Йоргенсен уже вышел из состояния, в которое повергает нормального мужчину столь неожиданное столкновение с совершенством. Он украдкой скользил взглядом по ее фигуре. Светло-палевый облегающий костюм, состоящий из приталенного жакета с обшлагами «ласточкины крылья» и узкой юбки до середины икр, не скрывал очертаний ее тела. Высокая, изящная — но отнюдь не худая. Узкими можно было назвать только ее запястья, щиколотки и талию. Эта женщина словно была создана фантазией кинопродюсера.
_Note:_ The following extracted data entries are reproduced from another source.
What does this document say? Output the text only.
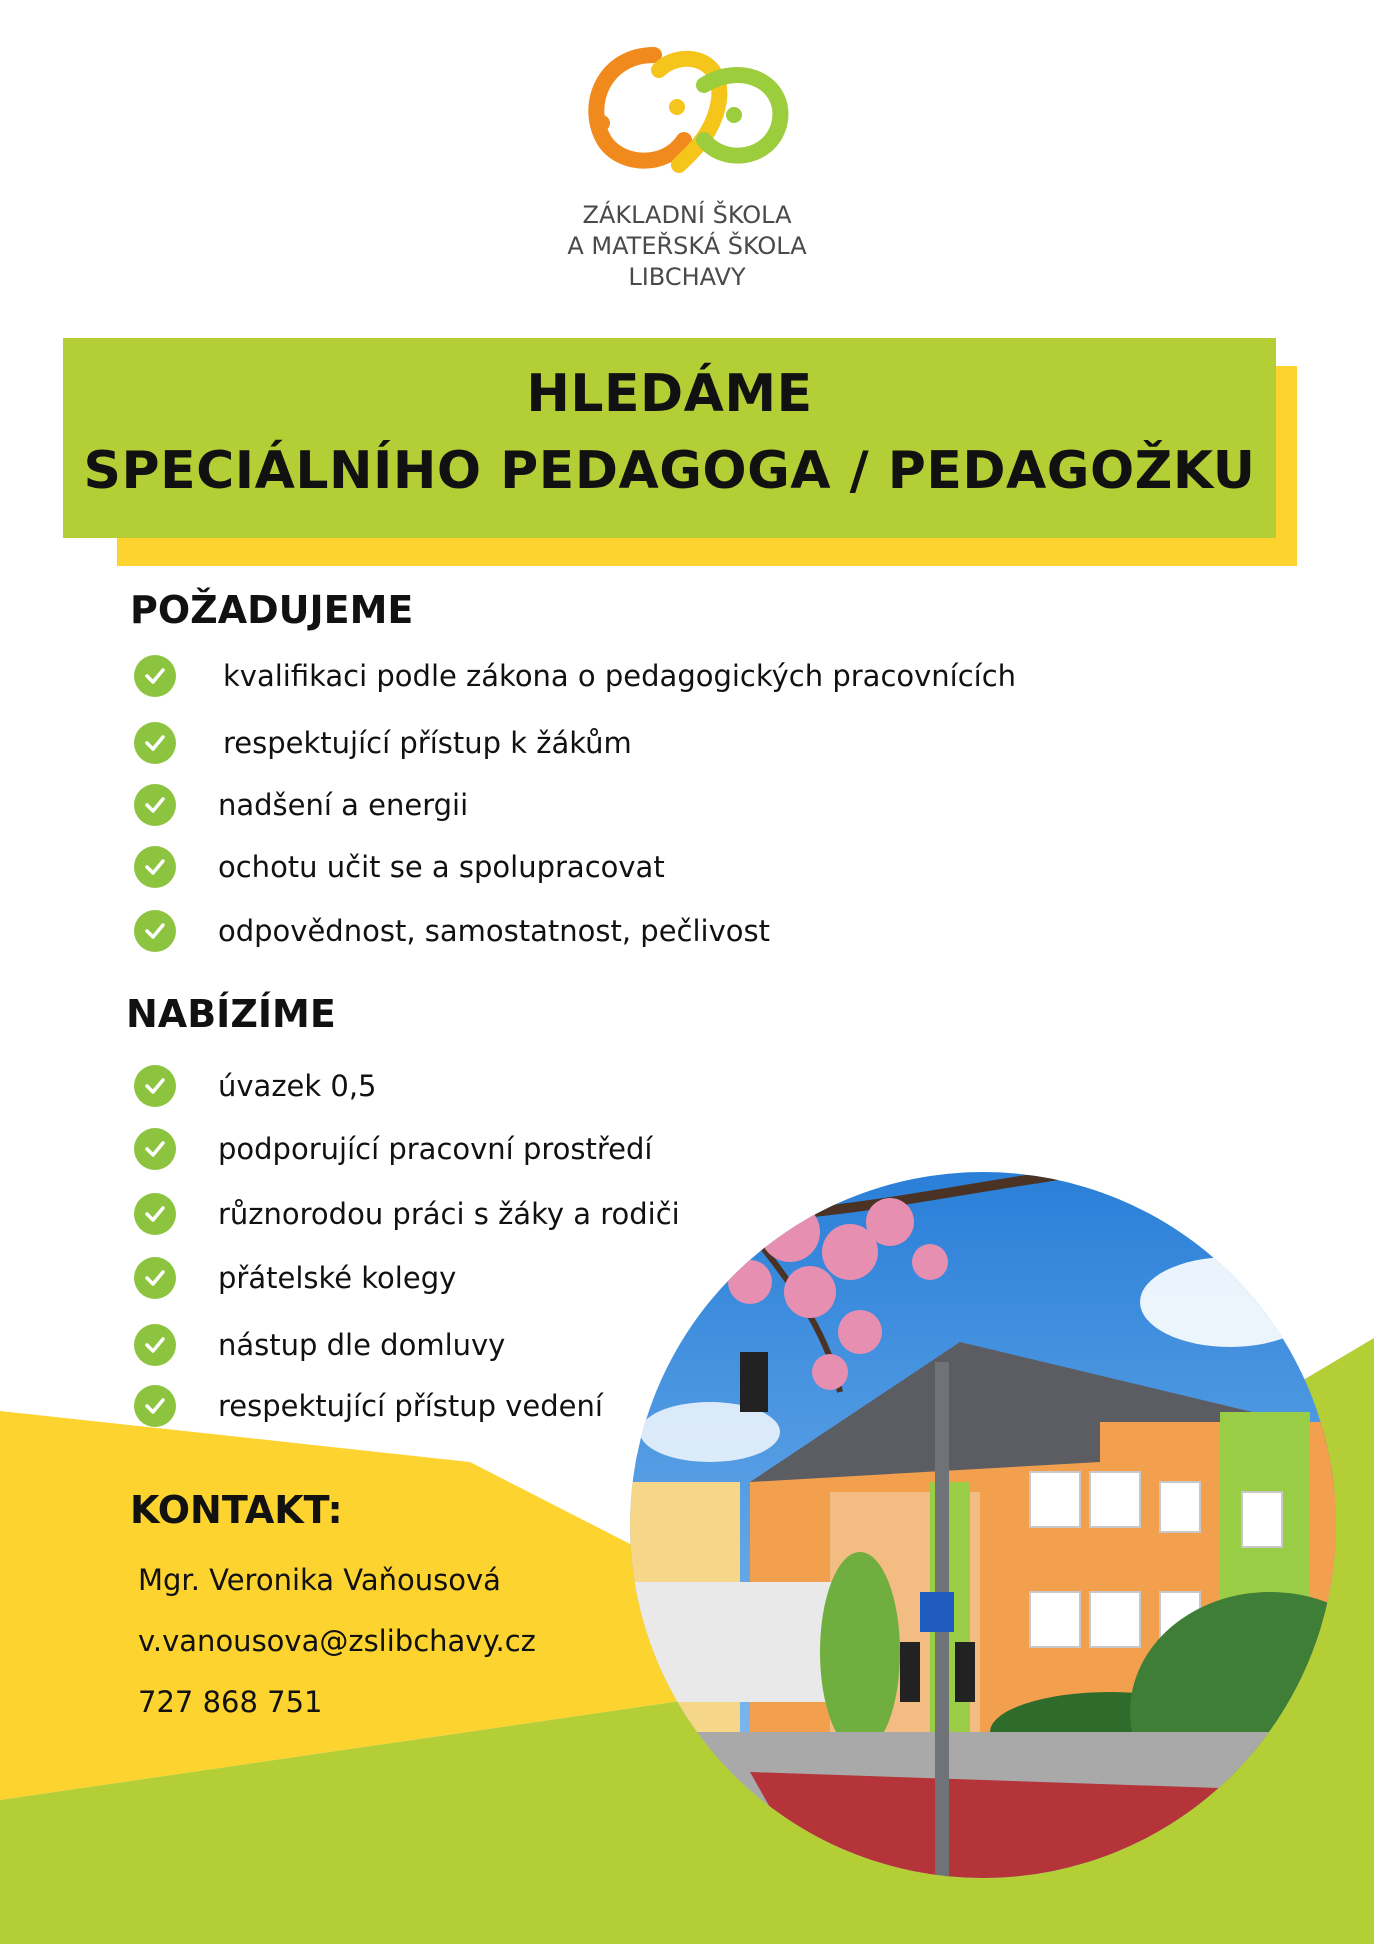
ZÁKLADNÍ ŠKOLA
A MATEŘSKÁ ŠKOLA
LIBCHAVY
HLEDÁME
SPECIÁLNÍHO PEDAGOGA / PEDAGOŽKU
POŽADUJEME
kvalifikaci podle zákona o pedagogických pracovnících
respektující přístup k žákům
nadšení a energii
ochotu učit se a spolupracovat
odpovědnost, samostatnost, pečlivost
NABÍZÍME
úvazek 0,5
podporující pracovní prostředí
různorodou práci s žáky a rodiči
přátelské kolegy
nástup dle domluvy
respektující přístup vedení
KONTAKT:
Mgr. Veronika Vaňousová
v.vanousova@zslibchavy.cz
727 868 751
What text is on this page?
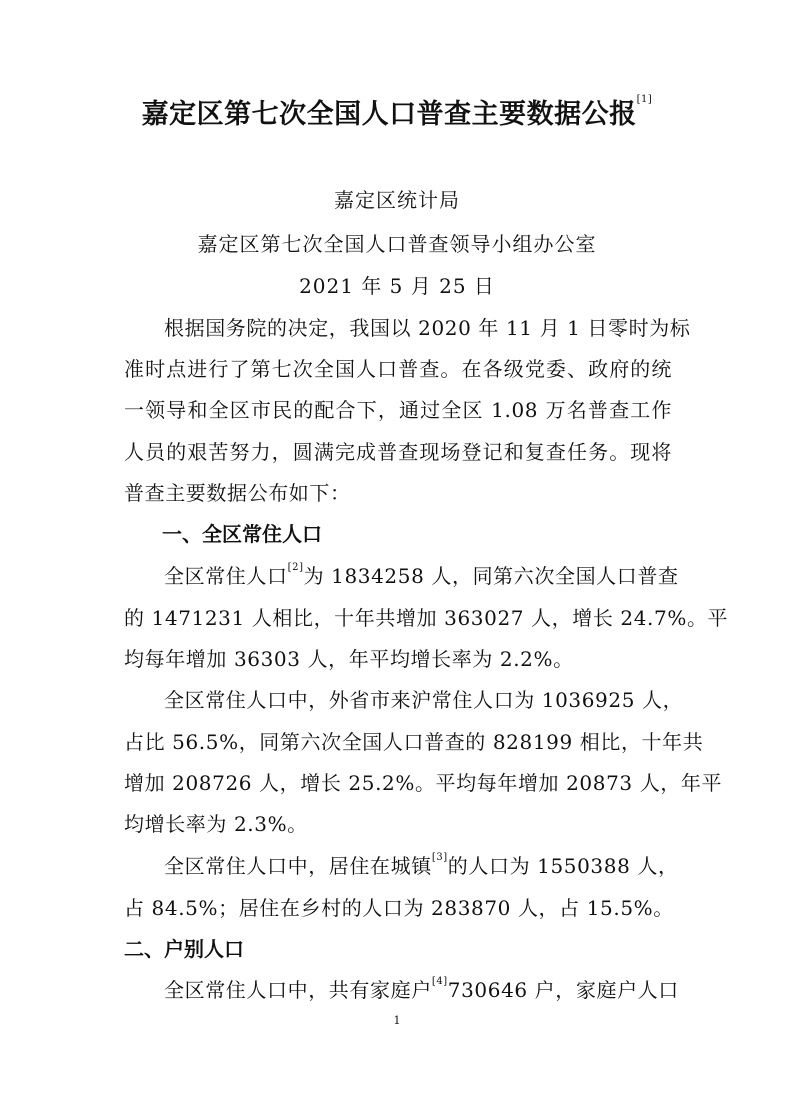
嘉定区第七次全国人口普查主要数据公报[1]
嘉定区统计局
嘉定区第七次全国人口普查领导小组办公室
2021 年 5 月 25 日
根据国务院的决定，我国以 2020 年 11 月 1 日零时为标
准时点进行了第七次全国人口普查。在各级党委、政府的统
一领导和全区市民的配合下，通过全区 1.08 万名普查工作
人员的艰苦努力，圆满完成普查现场登记和复查任务。现将
普查主要数据公布如下：
一、全区常住人口
全区常住人口[2]为 1834258 人，同第六次全国人口普查
的 1471231 人相比，十年共增加 363027 人，增长 24.7%。平
均每年增加 36303 人，年平均增长率为 2.2%。
全区常住人口中，外省市来沪常住人口为 1036925 人，
占比 56.5%，同第六次全国人口普查的 828199 相比，十年共
增加 208726 人，增长 25.2%。平均每年增加 20873 人，年平
均增长率为 2.3%。
全区常住人口中，居住在城镇[3]的人口为 1550388 人，
占 84.5%；居住在乡村的人口为 283870 人，占 15.5%。
二、户别人口
全区常住人口中，共有家庭户[4]730646 户，家庭户人口
1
К ним приблизился Хмельницкий с двумя бокалами янтарного напитка.

* * *

Когда стрелка тяжелых напольных часов остановилась на цифре пять, Самуил Бронштейн закрыл форточку и задернул тяжелые плюшевые портьеры. Окно выходило на Баррикадную, которая наполняла гостиную шумом и пылью. Бронштейн любил тишину, а уж сейчас, когда он участвовал в операции, он особенно в ней нуждался. В ожидании гостей он старался найти себе какое-нибудь дело и стал готовить бутерброды на кухне.

В этот день Бронштейн был как никогда собран: ему предстояло организовать встречу Скоглунда с «настоящим специалистом» и попытаться задержать норвежца часа на два — три. Раздался звонок в дверь. Посмотрев в глазок, Самуил неторопливо впустил нового гостя.

— Лукьянченко Николай Антонович, — представился посетитель, среднего роста, коренастый и крепко сбитый человек.

— Самуил Моисеевич Бронштейн. Здравствуйте.

— Здравствуйте, Самуил Моисеевич, — мужчины пожали друг другу руки.

Рукопожатие гостя было крепким и энергичным, осанка — прямой, движения — мягкими, точными, лаконичными. Манера этого человека держаться с незнакомыми людьми, как будто он знает их уже много лет, снимала естественное напряжение в начале знакомства.

Скоглунду обещали встречу с «настоящим специалистом» и обещание сдержали. Лукьянченко был доктором технических наук из секретного научно-исследовательского института Министерства обороны. Он много лет занимался техническими системами противолодочной защиты. Направление работы Лукьянченко не подлежало обсуждению в широких академических кругах. Сегодня ему предстоял разговор, по понятным причинам тяжелый: Лукьянченко получил задание под угрозой задержки очередного звания найти максимальное количество изъянов и недостатков в системе «Посейдон». И ткнуть в них норвежца носом.